Friday, April 27, 2012

The dance...

The beginnings of a new relationship are a dance.  One steps forward, and the other steps back.  The other steps forward, and the partner steps back.  Back and forth in concert with each other.

Sounds lovely and fluid and well choreographed. 

And maybe, sometimes, it is. 

It's really been a number of years since I've really done the dance.  And while I love to LITERALLY dance a lot, this dance I don't have a lot of experience with doing.

I have been, for the most part, a serial monogamist.  Going from one long-term relationship to the next, and each one increasing in length, suggesting that MAYBE I learned something from the one before. 

Frankly, I don't think it's that I learned anything, as much as I think that the more mature we get, the more realistic we enter into a relationship, the better chance of success it has. 


Remember those first dances in junior high? Uncertain whether a boy (or a girl) was going to ask you to dance.  And then if you did dance, wondering what it meant?  Would he (or she) try to kiss you?  And if they did, would that mean you're going out?  And didn't it always seem more significant and serious if the dance they asked you for was a *slow* dance?  Where do the hands go?  Again, what does it mean?

There was a dance to the dance. 


In both circumstances, the question is, do they like me?  And do they like me the way that I like them?  That's the dance.  How do you express that you like someone?  There's the timing, the intensity of expression, the manner of expression.  An ask to a dance.  A touch of the knee.  A hug.  A kiss.  Oh, and then there's the words: "I like you".  But that's too simple.  "I want you."  "I love you"  "I love spending time with you."

There are so many potential steps to take in this dance. 


People liked "The Rules" - for those who liked the Rules - for the same reason I like country line dancing.  I like line dancing because I don't have to think about what the next step is, I'm not free-forming it and worrying that I look like an idiot to others.  Once I feel comfortable with the basic steps, there is room to add my own flair and style, but simply competently following the steps is enough to make me look good.  Or at least okay.  And I don't have to think too much or wonder too much about what others might be thinking of me.

The Rules were designed to take that awkwardness out of the situation.  A lot of simple if, thens.  If he asks you out after Wednesday night, say "no".  Let him contact you x number of times before you respond, etc.

I'm not a Rules girl.  By a long shot.  But in a world of women with low self-esteem who jump on anything that sorta moves in their direction, showing some restraint, and culling the herd by waiting until a real interest is shown makes some sense. 

It is easy to get something in your head, and pursue it so strongly you don't pay attention to what is really happening.

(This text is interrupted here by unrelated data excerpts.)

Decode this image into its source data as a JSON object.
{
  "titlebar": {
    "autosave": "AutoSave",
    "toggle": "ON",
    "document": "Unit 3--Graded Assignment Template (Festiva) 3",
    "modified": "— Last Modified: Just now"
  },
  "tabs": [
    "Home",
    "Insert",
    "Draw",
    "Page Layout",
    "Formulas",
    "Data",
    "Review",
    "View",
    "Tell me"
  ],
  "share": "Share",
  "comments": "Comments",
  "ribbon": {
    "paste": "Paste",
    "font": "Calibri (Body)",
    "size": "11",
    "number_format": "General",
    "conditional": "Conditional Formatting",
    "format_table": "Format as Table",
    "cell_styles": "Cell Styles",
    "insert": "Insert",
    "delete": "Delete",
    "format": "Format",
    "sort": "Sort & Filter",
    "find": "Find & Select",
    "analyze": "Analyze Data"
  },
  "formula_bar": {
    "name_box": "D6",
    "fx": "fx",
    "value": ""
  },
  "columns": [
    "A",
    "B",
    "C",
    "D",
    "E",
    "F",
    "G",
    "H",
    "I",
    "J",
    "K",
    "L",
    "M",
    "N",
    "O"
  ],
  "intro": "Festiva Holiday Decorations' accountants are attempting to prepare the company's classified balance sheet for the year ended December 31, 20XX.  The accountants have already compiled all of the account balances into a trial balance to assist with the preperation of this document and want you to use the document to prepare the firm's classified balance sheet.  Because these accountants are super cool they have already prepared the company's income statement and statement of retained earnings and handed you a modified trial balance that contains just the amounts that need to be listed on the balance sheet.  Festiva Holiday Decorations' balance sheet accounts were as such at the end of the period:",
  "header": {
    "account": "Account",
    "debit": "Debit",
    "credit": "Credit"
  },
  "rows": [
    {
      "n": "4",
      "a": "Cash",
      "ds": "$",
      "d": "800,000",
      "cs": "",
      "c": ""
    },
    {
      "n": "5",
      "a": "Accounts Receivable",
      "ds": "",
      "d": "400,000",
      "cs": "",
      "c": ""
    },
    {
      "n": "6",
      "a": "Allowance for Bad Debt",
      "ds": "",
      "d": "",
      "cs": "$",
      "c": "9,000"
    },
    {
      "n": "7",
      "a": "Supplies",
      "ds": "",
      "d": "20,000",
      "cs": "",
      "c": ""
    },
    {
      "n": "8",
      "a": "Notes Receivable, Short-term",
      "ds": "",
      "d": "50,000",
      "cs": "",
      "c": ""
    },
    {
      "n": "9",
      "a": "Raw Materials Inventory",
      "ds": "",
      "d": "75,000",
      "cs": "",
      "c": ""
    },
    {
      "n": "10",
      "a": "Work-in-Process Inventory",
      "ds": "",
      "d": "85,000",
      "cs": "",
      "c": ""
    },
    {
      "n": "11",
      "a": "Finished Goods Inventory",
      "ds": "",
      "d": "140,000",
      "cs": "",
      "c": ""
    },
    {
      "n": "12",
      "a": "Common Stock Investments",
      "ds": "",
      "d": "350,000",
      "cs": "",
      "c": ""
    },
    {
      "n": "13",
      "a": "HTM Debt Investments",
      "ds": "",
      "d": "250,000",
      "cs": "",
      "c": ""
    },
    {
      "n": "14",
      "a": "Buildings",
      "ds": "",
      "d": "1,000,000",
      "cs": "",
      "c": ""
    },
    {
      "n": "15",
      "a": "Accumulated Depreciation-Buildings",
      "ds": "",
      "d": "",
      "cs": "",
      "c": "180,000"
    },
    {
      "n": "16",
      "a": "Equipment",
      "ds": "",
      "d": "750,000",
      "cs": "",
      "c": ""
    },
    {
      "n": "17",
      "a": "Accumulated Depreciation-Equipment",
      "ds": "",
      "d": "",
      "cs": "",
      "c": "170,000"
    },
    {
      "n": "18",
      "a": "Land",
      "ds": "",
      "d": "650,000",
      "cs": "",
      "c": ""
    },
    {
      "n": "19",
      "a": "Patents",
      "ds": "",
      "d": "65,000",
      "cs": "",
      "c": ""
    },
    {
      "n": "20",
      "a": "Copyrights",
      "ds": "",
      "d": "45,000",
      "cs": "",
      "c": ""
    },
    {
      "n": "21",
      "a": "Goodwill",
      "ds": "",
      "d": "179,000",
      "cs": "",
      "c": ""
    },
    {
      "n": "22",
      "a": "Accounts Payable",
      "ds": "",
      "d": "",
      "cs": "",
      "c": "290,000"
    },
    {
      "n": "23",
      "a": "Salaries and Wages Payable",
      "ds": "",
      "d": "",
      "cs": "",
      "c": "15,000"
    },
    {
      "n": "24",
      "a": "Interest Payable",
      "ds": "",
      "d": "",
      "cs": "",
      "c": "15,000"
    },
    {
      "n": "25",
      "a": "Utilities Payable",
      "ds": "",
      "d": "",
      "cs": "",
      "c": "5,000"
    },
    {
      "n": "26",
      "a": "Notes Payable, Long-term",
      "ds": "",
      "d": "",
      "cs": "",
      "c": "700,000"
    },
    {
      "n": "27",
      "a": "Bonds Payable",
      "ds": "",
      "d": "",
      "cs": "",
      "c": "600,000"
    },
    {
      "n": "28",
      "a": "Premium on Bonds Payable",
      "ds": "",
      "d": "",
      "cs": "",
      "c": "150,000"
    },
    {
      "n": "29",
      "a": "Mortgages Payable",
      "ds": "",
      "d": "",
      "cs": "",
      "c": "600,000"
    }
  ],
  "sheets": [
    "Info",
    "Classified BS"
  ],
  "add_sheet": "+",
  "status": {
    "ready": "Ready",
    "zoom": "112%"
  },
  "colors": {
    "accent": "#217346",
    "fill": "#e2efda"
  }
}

When building a fire, in real life, there is often a time where blowing on the fire can help it grow.  But you have to pay attention to the intensity of the air and where it is applied so that you don't overpower the tender flame and blow it out.  The Rules are designed to keep one from blowing too hard and extinguishing the flame that might actually be there.


The dance can be fun.  That's what I keep telling myself.